A primeira tentativa foi transformar a gravação do suborno de um diretor dos Correios em ação do grupo de Cachoeira, para atingir o então chefe da Casa Civil, José Dirceu.
Não deu certo, pois, mesmo que a gravação tenha sido feita a mando de Cachoeira, quem acusou Dirceu de comandar um esquema de corrupção dentro do Palácio do Planalto foi o então deputado Roberto Jefferson, acusação, aliás, que acabou sendo acolhida pela Procuradoria Geral da República.

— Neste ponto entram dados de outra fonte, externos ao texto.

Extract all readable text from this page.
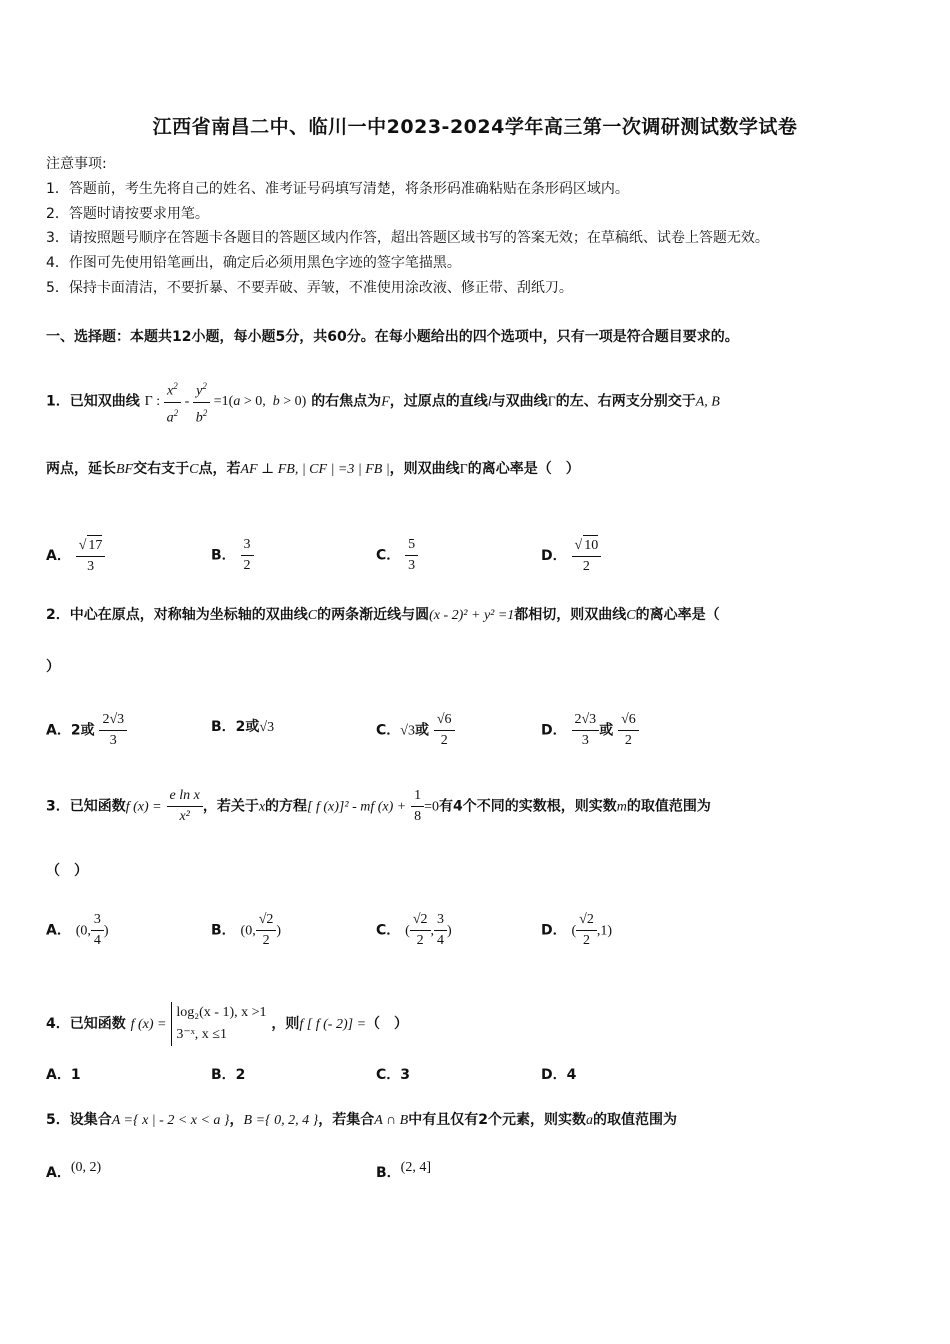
江西省南昌二中、临川一中2023-2024学年高三第一次调研测试数学试卷
注意事项:
1．答题前，考生先将自己的姓名、准考证号码填写清楚，将条形码准确粘贴在条形码区域内。
2．答题时请按要求用笔。
3．请按照题号顺序在答题卡各题目的答题区域内作答，超出答题区域书写的答案无效；在草稿纸、试卷上答题无效。
4．作图可先使用铅笔画出，确定后必须用黑色字迹的签字笔描黑。
5．保持卡面清洁，不要折暴、不要弄破、弄皱，不准使用涂改液、修正带、刮纸刀。
一、选择题：本题共12小题，每小题5分，共60分。在每小题给出的四个选项中，只有一项是符合题目要求的。
1．已知双曲线 Γ : $\frac{x^2}{a^2} - \frac{y^2}{b^2} =1(a > 0$,  b > 0) 的右焦点为F，过原点的直线l与双曲线Γ的左、右两支分别交于A, B
两点，延长BF交右支于C点，若AF ⊥ FB, | CF | =3 | FB |，则双曲线Γ的离心率是（　）
A． $\frac{√ 17}{3}$	B． $\frac{3}{2}$	C． $\frac{5}{3}$	D． $\frac{√ 10}{2}$
2．中心在原点，对称轴为坐标轴的双曲线C的两条渐近线与圆(x - 2)² + y² =1都相切，则双曲线C的离心率是（
）
A．2或 $\frac{2√3}{3}$	B．2或√3	C．√3或 $\frac{√6}{2}$	D． $\frac{2√3}{3}$ 或 $\frac{√6}{2}$
3．已知函数f $(x) = \frac{\text{e ln x}}{\text{x²}}$ ，若关于x的方程[ f (x)]² - mf $(x) + \frac{1}{8} =0$有4个不同的实数根，则实数m的取值范围为
（　）
A． (0, $\frac{3}{4}$ )	B． (0, $\frac{√2}{2}$ )	C． ( $\frac{√2}{2}$ , $\frac{3}{4}$ )	D． ( $\frac{√2}{2} ,1$)
4．已知函数 f (x) =
log₂(x - 1), x >1
3⁻ˣ, x ≤1
，则f [ f (- 2)] =（　）
A．1	B．2	C．3	D．4
5．设集合A ={ x | - 2 < x < a }，B ={ 0, 2, 4 }，若集合A ∩ B中有且仅有2个元素，则实数a的取值范围为
A．(0, 2)	B．(2, 4]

O atual procurador, Roberto Gurgel, por sinal, caiu em desgraça com o PT quando apresentou a denúncia e por isso mesmo
está sendo ameaçado de convocação na CPI, embora seja inconstitucional tal convocação, pelo fato de que é ele quem deverá fazer a denúncia dos casos já levantados pela Polícia Federal envolvendo o senador Demóstenes Torres e outras autoridades com foro privilegiado.
O constrangimento da convocação provocou malestar entre os ministros do Supremo, que entenderam o gesto como uma afronta ao Judiciário.

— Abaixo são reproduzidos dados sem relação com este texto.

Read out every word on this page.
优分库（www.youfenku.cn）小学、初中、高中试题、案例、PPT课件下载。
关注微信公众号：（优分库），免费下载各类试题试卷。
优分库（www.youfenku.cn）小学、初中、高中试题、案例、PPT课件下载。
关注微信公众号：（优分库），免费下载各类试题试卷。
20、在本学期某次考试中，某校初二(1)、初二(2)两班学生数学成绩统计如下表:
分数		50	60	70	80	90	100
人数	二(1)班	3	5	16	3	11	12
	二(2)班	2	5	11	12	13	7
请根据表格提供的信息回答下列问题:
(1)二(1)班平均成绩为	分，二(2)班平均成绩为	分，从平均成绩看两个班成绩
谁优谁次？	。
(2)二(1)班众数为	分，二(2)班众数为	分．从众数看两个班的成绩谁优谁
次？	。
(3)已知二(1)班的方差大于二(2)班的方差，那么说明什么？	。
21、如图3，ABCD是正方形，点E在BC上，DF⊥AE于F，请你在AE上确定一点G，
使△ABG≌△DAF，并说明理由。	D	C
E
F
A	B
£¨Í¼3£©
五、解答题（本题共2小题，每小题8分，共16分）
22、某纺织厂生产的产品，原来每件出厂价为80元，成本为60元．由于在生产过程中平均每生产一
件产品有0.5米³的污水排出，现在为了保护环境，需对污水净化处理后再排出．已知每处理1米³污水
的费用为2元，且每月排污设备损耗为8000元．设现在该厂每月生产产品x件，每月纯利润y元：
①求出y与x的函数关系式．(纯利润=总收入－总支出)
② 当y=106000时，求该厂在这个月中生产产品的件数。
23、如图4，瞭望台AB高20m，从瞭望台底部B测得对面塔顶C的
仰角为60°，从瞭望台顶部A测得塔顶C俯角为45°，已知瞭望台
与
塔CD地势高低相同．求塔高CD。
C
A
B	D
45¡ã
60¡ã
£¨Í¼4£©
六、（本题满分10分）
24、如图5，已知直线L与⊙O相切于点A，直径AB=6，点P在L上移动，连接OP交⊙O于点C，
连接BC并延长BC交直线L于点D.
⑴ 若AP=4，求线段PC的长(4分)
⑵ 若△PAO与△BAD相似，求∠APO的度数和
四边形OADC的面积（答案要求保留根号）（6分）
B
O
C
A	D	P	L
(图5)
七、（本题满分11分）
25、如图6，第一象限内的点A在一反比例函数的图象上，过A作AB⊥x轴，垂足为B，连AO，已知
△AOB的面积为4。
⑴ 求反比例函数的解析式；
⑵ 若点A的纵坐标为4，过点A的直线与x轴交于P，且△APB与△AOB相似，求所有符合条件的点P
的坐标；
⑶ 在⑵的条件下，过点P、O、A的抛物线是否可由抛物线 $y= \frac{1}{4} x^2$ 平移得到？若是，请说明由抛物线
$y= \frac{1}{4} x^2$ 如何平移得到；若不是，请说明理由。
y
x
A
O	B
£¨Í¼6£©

A segunda trapalhada de Falcão veio em seguida, quando anunciou, como se fosse uma decisão de governo, que o próximo alvo seria a imprensa. Segundo suas palavras, “este é um governo que tem compromisso com o povo e que tem coragem para peitar um dos maiores conglomerados, dos mais poderosos do país, que é o sistema financeiro e bancário. E se prepara agora para um segundo grande desafio, que iremos nos deparar na campanha eleitoral, que é a apresentação para consulta pública do marco regulatório da comunicação”. E por que o governo faria isso? Segundo Rui Falcão, por pura vingança, pois a mídia “é um poder que contrasta com o nosso governo desde a subida do (ex-presidente) Lula, e não contrasta só com o projeto político e econômico. Contrasta com o atual preconceito, ao fazer uma campanha fundamentalista como foi a campanha contra a companheira Dilma (nas eleições presidenciais de 2010)”.
A própria presidente já mandou dizer por meio do ministro das Comunicações, Paulo Bernardo, que esse projeto de controle social da mídia não está em suas prioridades.

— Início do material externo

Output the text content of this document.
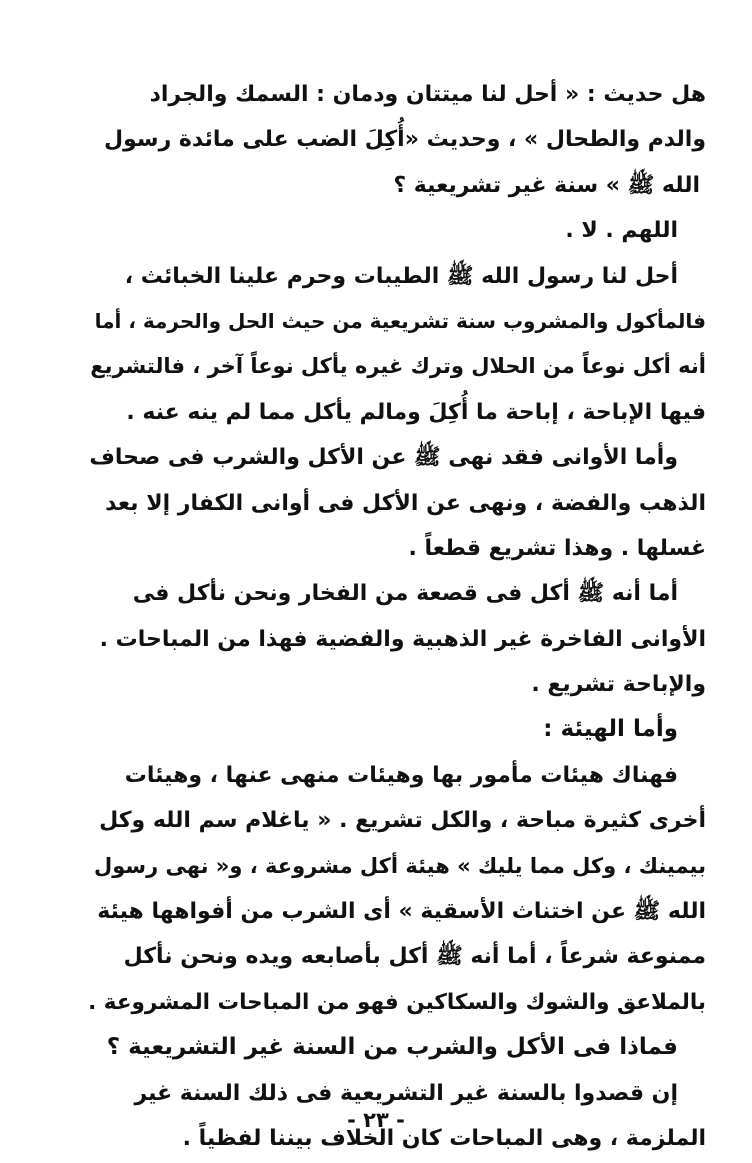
هل حديث : « أحل لنا ميتتان ودمان : السمك والجراد
والدم والطحال » ، وحديث «أُكِلَ الضب على مائدة رسول
الله ﷺ » سنة غير تشريعية ؟
اللهم . لا .
أحل لنا رسول الله ﷺ الطيبات وحرم علينا الخبائث ،
فالمأكول والمشروب سنة تشريعية من حيث الحل والحرمة ، أما
أنه أكل نوعاً من الحلال وترك غيره يأكل نوعاً آخر ، فالتشريع
فيها الإباحة ، إباحة ما أُكِلَ ومالم يأكل مما لم ينه عنه .
وأما الأوانى فقد نهى ﷺ عن الأكل والشرب فى صحاف
الذهب والفضة ، ونهى عن الأكل فى أوانى الكفار إلا بعد
غسلها . وهذا تشريع قطعاً .
أما أنه ﷺ أكل فى قصعة من الفخار ونحن نأكل فى
الأوانى الفاخرة غير الذهبية والفضية فهذا من المباحات .
والإباحة تشريع .
وأما الهيئة :
فهناك هيئات مأمور بها وهيئات منهى عنها ، وهيئات
أخرى كثيرة مباحة ، والكل تشريع . « ياغلام سم الله وكل
بيمينك ، وكل مما يليك » هيئة أكل مشروعة ، و« نهى رسول
الله ﷺ عن اختناث الأسقية » أى الشرب من أفواهها هيئة
ممنوعة شرعاً ، أما أنه ﷺ أكل بأصابعه ويده ونحن نأكل
بالملاعق والشوك والسكاكين فهو من المباحات المشروعة .
فماذا فى الأكل والشرب من السنة غير التشريعية ؟
إن قصدوا بالسنة غير التشريعية فى ذلك السنة غير
الملزمة ، وهى المباحات كان الخلاف بيننا لفظياً .
- ٢٣ -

E, segundo ela, o único controle admissível é o controle remoto da televisão, com o qual cada cidadão é o juiz de sua decisão de ver este ou aquele canal.
O mesmo raciocínio vale para os jornais e revistas, que os cidadãos têm à disposição e compram ou deixam de comprar de acordo com sua vontade, e por razões pessoais. Este é o verdadeiro controle social da mídia numa democracia.
Por falar nisso, uma pesquisa da Associação de Jornais dos Estados Unidos (NAA, na sigla em inglês) mostrou mais uma vez que os jornais tradicionais são marcas confiáveis para as quais o leitor corre quando algo importante está acontecendo.
Pesquisas das universidades Stanford e Cornell, já mencionadas aqui na coluna, já mostravam que estava errada a tese de que as novas tecnologias, como a internet, os blogs, o Twitter e as redes sociais de comunicação, como o Facebook, seriam elementos de neutralização da grande imprensa.
Ao contrário, a internet seria como a “caixa de ressonância” da grande imprensa, de quem precisa para se suprir de informação e para dar credibilidade às informações.
Os sites e blogs mais acessados tanto nos EUA quanto no Brasil são aqueles que pertencem a companhias jornalísticas tradicionais, devido à credibilidade.
A pesquisa da NAA sobre o uso de multiplataformas mostra que ¾ de todos os usuários da internet têm os jornais como principal fonte de notícias e os leem em várias plataformas.